5237 sayılı TCK’nın 53. maddesinin ( 4 ). fıkrasında, aynı maddenin ( 1 ). fıkrası hükmünün uygulanmayacağı durumlar arasında belirtilen, “cezanın ertelenmesi” kavramı, anılan Kanun’un 51. maddesi uyarınca verilen genel erteleme hükmünü ifade etmekte olup, 5237 sayılı TCK’nın 191. maddesinin ( 2 ). fıkrası uyarınca verilen tedavi ve denetimli serbestlik tedbirlerine hükmedilmesi durumunu kapsamaması nedeniyle, sanık hakkında 53. maddenin ( 1 ). fıkrası hükmünün uygulanmasında yasaya aykırılık bulunmadığından, tebliğnamedeki bozma düşüncesi benimsenmemiştir.

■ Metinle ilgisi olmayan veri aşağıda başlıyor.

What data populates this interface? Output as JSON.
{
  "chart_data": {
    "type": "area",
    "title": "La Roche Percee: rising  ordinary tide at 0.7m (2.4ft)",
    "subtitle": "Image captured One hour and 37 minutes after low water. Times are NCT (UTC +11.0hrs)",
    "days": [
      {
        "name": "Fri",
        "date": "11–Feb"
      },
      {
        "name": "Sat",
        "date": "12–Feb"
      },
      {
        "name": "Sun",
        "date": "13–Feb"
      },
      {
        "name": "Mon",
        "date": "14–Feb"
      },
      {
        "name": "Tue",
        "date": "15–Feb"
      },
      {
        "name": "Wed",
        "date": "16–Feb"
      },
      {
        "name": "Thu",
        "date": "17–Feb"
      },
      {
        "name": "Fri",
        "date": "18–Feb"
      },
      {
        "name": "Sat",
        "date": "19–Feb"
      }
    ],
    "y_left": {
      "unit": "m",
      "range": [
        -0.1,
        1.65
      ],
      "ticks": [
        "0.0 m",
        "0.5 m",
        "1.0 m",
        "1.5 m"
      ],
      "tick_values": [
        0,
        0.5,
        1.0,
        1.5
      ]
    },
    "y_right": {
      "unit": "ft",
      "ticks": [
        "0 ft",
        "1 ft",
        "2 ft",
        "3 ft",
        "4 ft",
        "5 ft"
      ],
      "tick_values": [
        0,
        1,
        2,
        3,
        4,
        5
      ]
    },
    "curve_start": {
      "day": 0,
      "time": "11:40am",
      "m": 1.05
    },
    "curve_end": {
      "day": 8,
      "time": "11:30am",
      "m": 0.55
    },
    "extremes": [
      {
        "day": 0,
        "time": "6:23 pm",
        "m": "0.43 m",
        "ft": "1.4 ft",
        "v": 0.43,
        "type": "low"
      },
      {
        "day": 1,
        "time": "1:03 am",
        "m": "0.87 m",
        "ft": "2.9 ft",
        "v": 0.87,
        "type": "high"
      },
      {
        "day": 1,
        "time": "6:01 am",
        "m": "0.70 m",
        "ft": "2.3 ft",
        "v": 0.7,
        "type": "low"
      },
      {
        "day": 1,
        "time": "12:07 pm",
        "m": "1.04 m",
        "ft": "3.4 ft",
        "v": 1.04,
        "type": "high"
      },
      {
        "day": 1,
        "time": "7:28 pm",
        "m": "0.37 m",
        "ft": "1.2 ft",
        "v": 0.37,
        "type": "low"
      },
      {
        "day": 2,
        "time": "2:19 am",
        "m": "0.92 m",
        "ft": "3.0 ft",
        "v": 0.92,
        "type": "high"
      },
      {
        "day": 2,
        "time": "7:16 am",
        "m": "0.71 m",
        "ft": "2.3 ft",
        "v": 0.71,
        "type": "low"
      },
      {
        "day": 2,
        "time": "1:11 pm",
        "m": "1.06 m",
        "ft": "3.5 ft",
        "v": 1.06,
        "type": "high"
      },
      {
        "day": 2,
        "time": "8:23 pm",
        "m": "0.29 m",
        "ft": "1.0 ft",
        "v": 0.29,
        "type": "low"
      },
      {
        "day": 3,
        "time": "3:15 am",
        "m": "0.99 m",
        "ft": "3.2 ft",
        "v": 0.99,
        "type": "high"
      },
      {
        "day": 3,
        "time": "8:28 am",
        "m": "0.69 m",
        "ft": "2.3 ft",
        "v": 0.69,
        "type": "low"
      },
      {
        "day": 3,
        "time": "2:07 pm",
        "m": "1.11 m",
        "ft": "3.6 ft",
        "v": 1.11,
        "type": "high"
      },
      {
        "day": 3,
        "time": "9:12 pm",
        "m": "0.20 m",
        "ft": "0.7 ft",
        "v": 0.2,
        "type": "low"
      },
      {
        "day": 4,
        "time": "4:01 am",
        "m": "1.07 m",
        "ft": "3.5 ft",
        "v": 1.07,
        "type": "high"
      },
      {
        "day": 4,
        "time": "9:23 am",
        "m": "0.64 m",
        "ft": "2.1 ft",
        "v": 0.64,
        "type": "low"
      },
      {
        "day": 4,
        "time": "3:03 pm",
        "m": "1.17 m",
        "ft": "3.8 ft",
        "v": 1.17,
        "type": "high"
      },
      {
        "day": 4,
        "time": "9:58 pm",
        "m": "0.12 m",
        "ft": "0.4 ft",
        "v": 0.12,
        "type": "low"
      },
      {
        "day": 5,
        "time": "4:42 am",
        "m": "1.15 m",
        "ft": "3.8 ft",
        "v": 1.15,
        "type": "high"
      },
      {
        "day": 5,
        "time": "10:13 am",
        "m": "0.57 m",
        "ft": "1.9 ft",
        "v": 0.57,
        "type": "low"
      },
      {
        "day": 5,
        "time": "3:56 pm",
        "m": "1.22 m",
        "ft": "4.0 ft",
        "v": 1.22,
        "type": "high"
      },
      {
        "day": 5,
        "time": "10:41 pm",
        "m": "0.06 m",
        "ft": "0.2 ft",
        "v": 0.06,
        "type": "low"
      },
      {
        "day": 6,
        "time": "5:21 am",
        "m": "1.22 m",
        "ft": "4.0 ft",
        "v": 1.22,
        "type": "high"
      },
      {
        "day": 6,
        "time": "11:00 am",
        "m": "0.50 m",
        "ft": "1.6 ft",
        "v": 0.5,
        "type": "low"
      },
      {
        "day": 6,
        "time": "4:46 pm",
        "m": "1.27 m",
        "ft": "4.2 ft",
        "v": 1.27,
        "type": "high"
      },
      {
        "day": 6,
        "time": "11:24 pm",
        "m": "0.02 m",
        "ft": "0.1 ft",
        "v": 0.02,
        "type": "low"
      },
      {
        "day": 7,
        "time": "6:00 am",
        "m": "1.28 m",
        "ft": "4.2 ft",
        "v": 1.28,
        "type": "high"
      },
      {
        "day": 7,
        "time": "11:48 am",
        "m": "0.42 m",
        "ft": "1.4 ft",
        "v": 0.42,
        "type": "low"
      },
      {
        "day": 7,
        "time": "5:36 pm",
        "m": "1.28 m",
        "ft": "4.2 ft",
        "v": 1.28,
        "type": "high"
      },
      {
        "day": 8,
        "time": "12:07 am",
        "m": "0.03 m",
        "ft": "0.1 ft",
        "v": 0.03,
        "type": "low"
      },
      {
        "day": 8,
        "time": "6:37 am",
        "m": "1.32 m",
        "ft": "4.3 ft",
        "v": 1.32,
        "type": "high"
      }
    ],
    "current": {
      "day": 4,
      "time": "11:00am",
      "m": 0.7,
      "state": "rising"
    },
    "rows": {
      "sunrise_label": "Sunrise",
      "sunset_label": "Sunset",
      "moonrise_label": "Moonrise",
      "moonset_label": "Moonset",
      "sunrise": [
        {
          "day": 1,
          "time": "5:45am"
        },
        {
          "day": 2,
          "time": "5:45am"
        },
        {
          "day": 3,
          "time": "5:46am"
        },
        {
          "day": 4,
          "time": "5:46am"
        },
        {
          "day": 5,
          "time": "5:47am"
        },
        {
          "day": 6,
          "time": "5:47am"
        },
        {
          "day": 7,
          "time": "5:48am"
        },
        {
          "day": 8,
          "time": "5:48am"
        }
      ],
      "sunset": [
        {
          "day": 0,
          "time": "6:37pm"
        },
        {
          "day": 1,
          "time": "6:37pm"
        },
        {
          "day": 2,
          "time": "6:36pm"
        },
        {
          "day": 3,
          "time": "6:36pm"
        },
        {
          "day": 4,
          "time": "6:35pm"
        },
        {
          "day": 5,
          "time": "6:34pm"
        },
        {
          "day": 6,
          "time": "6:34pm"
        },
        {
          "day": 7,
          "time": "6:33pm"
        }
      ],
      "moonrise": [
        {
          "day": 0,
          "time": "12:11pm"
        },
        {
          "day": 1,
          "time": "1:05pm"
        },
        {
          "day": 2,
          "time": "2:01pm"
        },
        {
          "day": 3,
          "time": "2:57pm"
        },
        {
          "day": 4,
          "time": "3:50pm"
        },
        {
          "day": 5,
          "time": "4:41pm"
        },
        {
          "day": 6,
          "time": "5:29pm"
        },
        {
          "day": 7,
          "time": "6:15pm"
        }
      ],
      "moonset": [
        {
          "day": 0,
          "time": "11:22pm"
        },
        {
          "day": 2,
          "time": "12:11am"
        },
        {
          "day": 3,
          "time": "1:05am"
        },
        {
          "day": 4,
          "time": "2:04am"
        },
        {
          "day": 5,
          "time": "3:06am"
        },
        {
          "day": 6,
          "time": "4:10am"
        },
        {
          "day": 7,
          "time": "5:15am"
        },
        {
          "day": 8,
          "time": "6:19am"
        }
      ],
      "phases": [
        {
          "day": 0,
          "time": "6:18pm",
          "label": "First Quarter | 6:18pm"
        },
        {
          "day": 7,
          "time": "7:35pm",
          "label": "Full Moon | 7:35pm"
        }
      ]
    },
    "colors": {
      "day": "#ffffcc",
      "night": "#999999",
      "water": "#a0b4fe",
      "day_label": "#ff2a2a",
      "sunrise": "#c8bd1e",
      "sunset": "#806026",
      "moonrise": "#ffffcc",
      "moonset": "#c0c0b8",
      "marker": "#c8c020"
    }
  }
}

Yapılan duruşmaya, toplanıp karar yerinde tartışılan delillere ve dosya içeriğine uygun gerekçeye göre, yerinde görülmeyen diğer itirazların reddine, ancak;

1- Hükümden sonra 19.12.2006 tarihli Resmi Gazetede yayımlanarak yürürlüğe giren 5560 sayılı Kanunla değişik 5237 sayılı Türk Ceza Kanunu’nun 191. maddesinde; uyuşturucu veya uyarıcı madde satın alan, kabul eden veya bulunduran kişi hakkında;

a ) Uyuşturucu veya uyarıcı madde kullanmamış ise, birinci fıkraya göre cezaya hükmedilmeden ikinci fıkra uyarınca sadece denetimli serbestlik tedbirine karar verilmesi,

b ) Uyuşturucu veya uyarıcı madde kullanmış ise, birinci fıkraya göre cezaya hükmedilmeden ikinci fıkra gereğince sadece tedaviye ve denetimli serbestlik tedbirine karar verilebileceği gibi, altıncı fıkranın yollaması uyarınca birinci fıkradaki ceza ile birlikte ikinci fıkradaki tedaviye ve denetimli serbestlik tedbirine hükmedilebileceği,

c ) Sadece ikinci fıkranın uygulandığı durumlarda, tedavinin ve/veya denetimli serbestlik tedbirinin gereklerine uygun davranması halinde davanın düşmesine karar verilmesi, aksi halde birinci fıkra uyarınca ceza tayin edilmesi

Öngörülmüş olduğundan; bu değişiklik karşısında, uyuşturucu madde kullanmış olan sanığın hukuksal durumunun yeniden değerlendirilip belirlenmesinde zorunluluk bulunması,

2- TCK’nın 53. maddesinin ( 1 ) numaralı fıkrası uygulanırken, sanığın bu hakları kullanmaktan yoksunluğunun “hapis cezasının infazı tamamlanıncaya kadar” sürmesine karar verilerek, sözü edilen maddenin ( 3 ) numaralı fıkrasına aykırılık oluşturulması,

SONUÇ : Bozmayı gerektirmiş, sanık müdafiinin temyiz itirazları bu nedenle yerinde görülmüş olduğundan, hükmün BOZULMASINA, 07.04.2008 tarihinde oybirliğiyle karar verildi.